An important first step is diagnosing people correctly. All too often patients with horrible histories of trauma are diagnosed with depression and prescribed a medication from a pharmacy which is the equivalent of putting a band-aid on a bullet hole. While depression may be an accurate description, clinicians need to go deeper and uncover what is at the root of the problem in order to treat it successfully because the emotions associated with the traumatic event are stored separately in the mind, brain, and body. Even with a prescription for medication, the right stimulus will send someone with PTSD right back to the pivotal moment in the past when the event first occurred, maintaining their inability to integrate the experience into their sense of self. “Normal memory integrates the elements of each experience into the continuous flow of self-experience by a complex process of association,”—but the problem with PTSD is that memories are dissociated. So getting a prescription from a doctor may block or numb some of the negative feelings, but it doesn’t heal the patient.

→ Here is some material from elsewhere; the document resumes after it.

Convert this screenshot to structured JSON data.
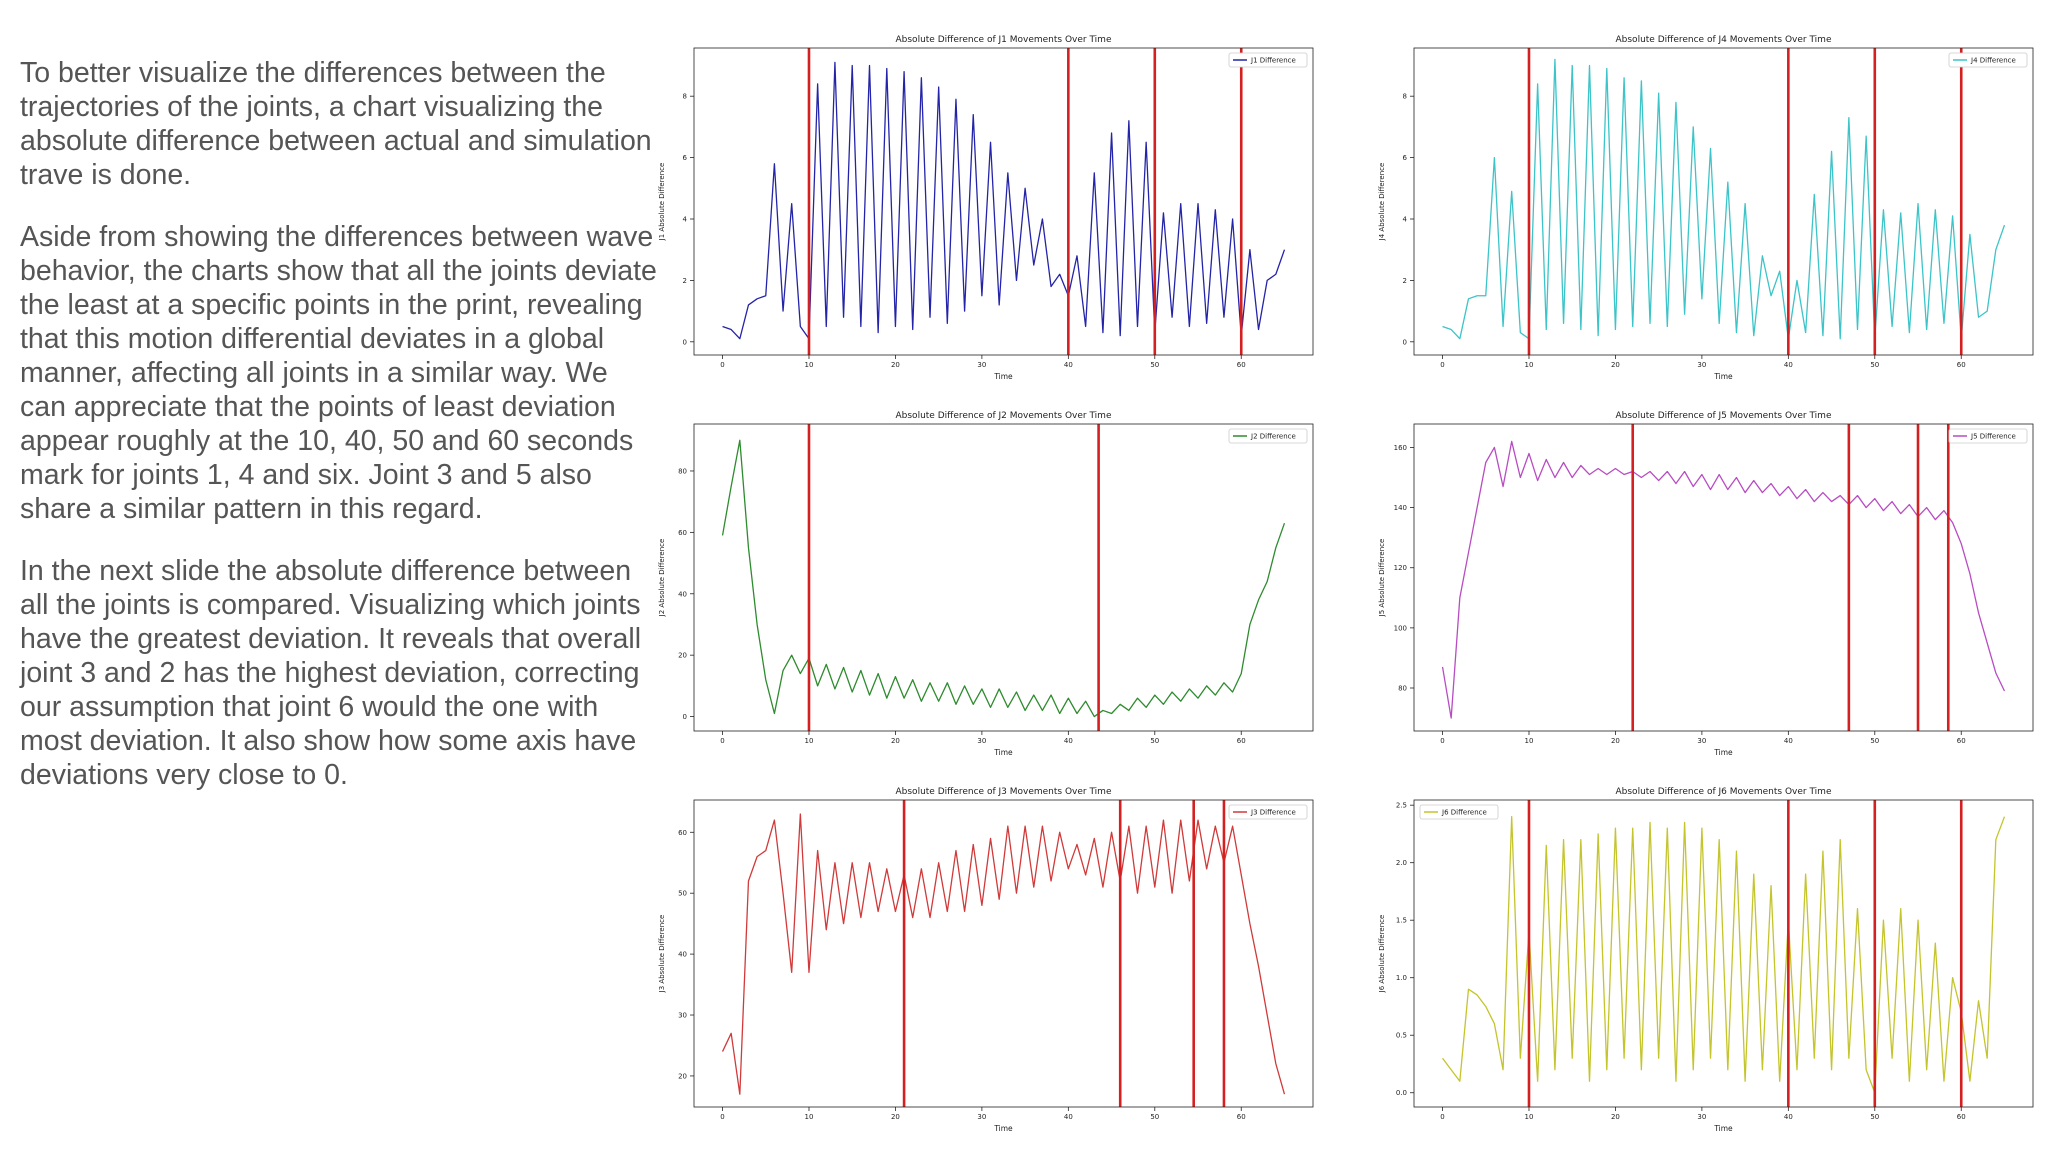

Van der Kolk pinpoints childhood as the location of much trauma and describes how “child abuse and neglect is the single most preventable cause of mental illness, the single most common cause of drug and alcohol abuse, and a significant contributor to leading causes of death such as diabetes, heart disease, cancer, stroke, and suicide.” We need caregivers who support and love us in our infancy so that we can develop proper relationships with the other people and experiences we will encounter throughout our lives. This is the same for adults who suffer traumatic experiences—we need people we can trust to support us through the healing process. We need to recognize that trauma imprints itself in our brains, our minds, and our bodies, and that treatment and therapy should target all of these areas so as to best help us heal mentally, emotionally, and physically. It takes the right diagnoses, a proper support network, and the time and perseverance required to do the work. Both individually and collectively, we can heal from trauma, for if all we know is fear, then that’s all we’ll ever know.